Catalytic Transformations of Pure Entangled States

TL;DR

This paper demonstrates that entanglement entropy fully characterizes the transformation of pure entangled states when entanglement catalysis is involved, extending its operational significance to the single-copy regime.

Contribution

It proves that entanglement entropy determines state transformations with entangled catalysts, bridging the gap between asymptotic and single-copy regimes.

Findings

Entanglement entropy characterizes state transformations with catalysts.

Operational meaning of entanglement entropy in single-copy regime.
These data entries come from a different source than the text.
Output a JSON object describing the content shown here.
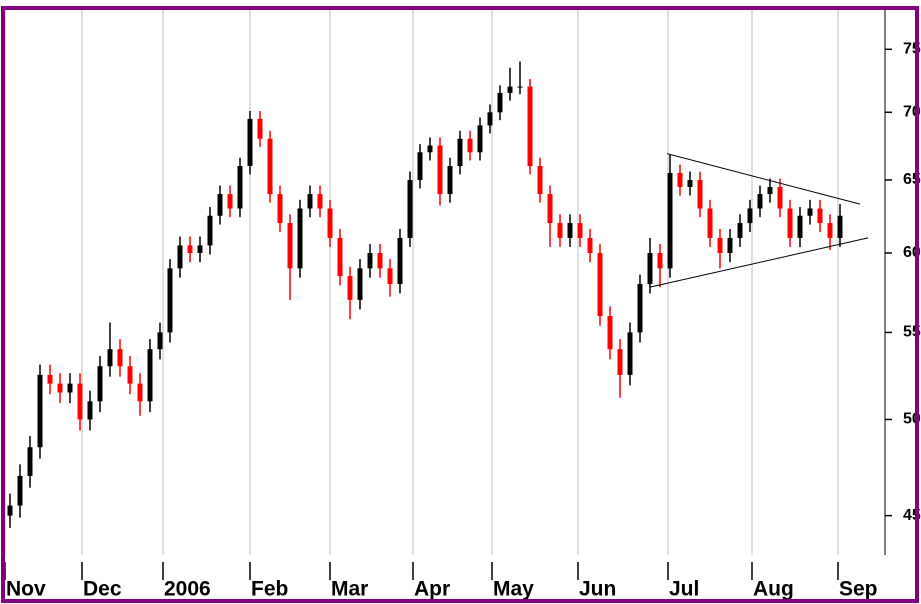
{
  "chart_data": {
    "type": "ohlc",
    "open": [
      45,
      45.5,
      47,
      48.5,
      52.5,
      52,
      51.5,
      52,
      50,
      51,
      53,
      54,
      53,
      52,
      51,
      54,
      55,
      59,
      60.5,
      60,
      60.5,
      62.5,
      64,
      63,
      66,
      69.5,
      68,
      64,
      62,
      59,
      63,
      64,
      63,
      61,
      58.5,
      57,
      59,
      60,
      59,
      58,
      61,
      65,
      67,
      67.5,
      64,
      66,
      68,
      67,
      69,
      70,
      71.5,
      72,
      72,
      66,
      64,
      62,
      61,
      62,
      61,
      60,
      56,
      54,
      52.5,
      55,
      58,
      60,
      59,
      65.5,
      64.5,
      65,
      63,
      61,
      60,
      61,
      62,
      63,
      64,
      64.5,
      63,
      61,
      62.5,
      63,
      62,
      61
    ],
    "high": [
      46.1,
      47.6,
      49.1,
      53.1,
      53.1,
      52.6,
      52.6,
      52.6,
      51.6,
      53.6,
      55.6,
      54.6,
      53.6,
      52.6,
      54.6,
      55.6,
      59.6,
      61.1,
      61.1,
      61.1,
      63.1,
      64.6,
      64.6,
      66.6,
      70.1,
      70.1,
      68.6,
      64.6,
      62.6,
      63.6,
      64.6,
      64.6,
      63.6,
      61.6,
      59.1,
      59.6,
      60.6,
      60.6,
      59.6,
      61.6,
      65.6,
      67.6,
      68.1,
      68.1,
      66.6,
      68.6,
      68.6,
      69.6,
      70.6,
      72.1,
      73.5,
      74,
      72.6,
      66.6,
      64.6,
      62.6,
      62.6,
      62.6,
      61.6,
      60.6,
      56.6,
      54.6,
      55.6,
      58.6,
      61,
      60.6,
      66.8,
      66.1,
      65.6,
      65.6,
      63.6,
      61.6,
      61.6,
      62.6,
      63.6,
      64.6,
      65.1,
      65.1,
      63.6,
      63.1,
      63.6,
      63.6,
      62.6,
      63.3
    ],
    "low": [
      44.4,
      44.9,
      46.4,
      47.9,
      51.4,
      50.9,
      50.9,
      49.4,
      49.4,
      50.4,
      52.4,
      52.4,
      51.4,
      50.2,
      50.4,
      53.4,
      54.4,
      58.4,
      59.4,
      59.4,
      59.9,
      61.9,
      62.4,
      62.4,
      65.4,
      67.4,
      63.4,
      61.4,
      57,
      58.4,
      62.4,
      62.4,
      60.4,
      57.9,
      55.8,
      56.4,
      58.4,
      58.4,
      57.2,
      57.4,
      60.4,
      64.4,
      66.4,
      63.2,
      63.4,
      65.4,
      66.4,
      66.4,
      68.4,
      69.4,
      70.9,
      71.4,
      65.4,
      63.4,
      60.4,
      60.4,
      60.4,
      60.4,
      59.4,
      55.4,
      53.4,
      51.2,
      51.9,
      54.4,
      57.4,
      57.8,
      58.4,
      63.9,
      63.9,
      62.4,
      60.4,
      59,
      59.4,
      60.4,
      61.4,
      62.4,
      63.4,
      62.4,
      60.4,
      60.4,
      61.9,
      61.4,
      60.2,
      60.4
    ],
    "close": [
      45.5,
      47,
      48.5,
      52.5,
      52,
      51.5,
      52,
      50,
      51,
      53,
      54,
      53,
      52,
      51,
      54,
      55,
      59,
      60.5,
      60,
      60.5,
      62.5,
      64,
      63,
      66,
      69.5,
      68,
      64,
      62,
      59,
      63,
      64,
      63,
      61,
      58.5,
      57,
      59,
      60,
      59,
      58,
      61,
      65,
      67,
      67.5,
      64,
      66,
      68,
      67,
      69,
      70,
      71.5,
      72,
      72,
      66,
      64,
      62,
      61,
      62,
      61,
      60,
      56,
      54,
      52.5,
      55,
      58,
      60,
      59,
      65.5,
      64.5,
      65,
      63,
      61,
      60,
      61,
      62,
      63,
      64,
      64.5,
      63,
      61,
      62.5,
      63,
      62,
      61,
      62.5
    ],
    "up_color": "#000000",
    "down_color": "#ff0000",
    "log_y": true,
    "ylim": [
      43.1,
      78.3
    ],
    "yticks": [
      45,
      50,
      55,
      60,
      65,
      70,
      75
    ],
    "xlim": [
      0,
      88
    ],
    "xticks": [
      {
        "value": 0,
        "label": "Nov"
      },
      {
        "value": 7.7,
        "label": "Dec"
      },
      {
        "value": 15.8,
        "label": "2006"
      },
      {
        "value": 24.5,
        "label": "Feb"
      },
      {
        "value": 32.5,
        "label": "Mar"
      },
      {
        "value": 40.8,
        "label": "Apr"
      },
      {
        "value": 48.7,
        "label": "May"
      },
      {
        "value": 57.3,
        "label": "Jun"
      },
      {
        "value": 66.3,
        "label": "Jul"
      },
      {
        "value": 74.7,
        "label": "Aug"
      },
      {
        "value": 83.3,
        "label": "Sep"
      }
    ],
    "grid": true,
    "trendlines": [
      {
        "x": [
          66.2,
          85.5
        ],
        "y": [
          66.9,
          63.3
        ]
      },
      {
        "x": [
          64.5,
          86.3
        ],
        "y": [
          57.8,
          61.0
        ]
      }
    ]
  }
}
Extension of entanglement theory to catalytic transformations.

Abstract

Quantum entanglement of pure states is usually quantified via the entanglement entropy, the von Neumann entropy of the reduced state. Entanglement entropy is closely related to entanglement distillation, a process for converting quantum states into singlets, which can then be used for various quantum technological tasks. The relation between entanglement entropy and entanglement distillation has been known only for the asymptotic setting, and the meaning of entanglement entropy in the single-copy regime has so far remained open. Here we close this gap by considering entanglement catalysis. We prove that entanglement entropy completely characterizes state transformations in the presence of entangled catalysts. Our results imply that entanglement entropy quantifies the amount of entanglement available in a bipartite pure state to be used for quantum information processing, giving asymptotic results an operational meaning also in the single-copy setup.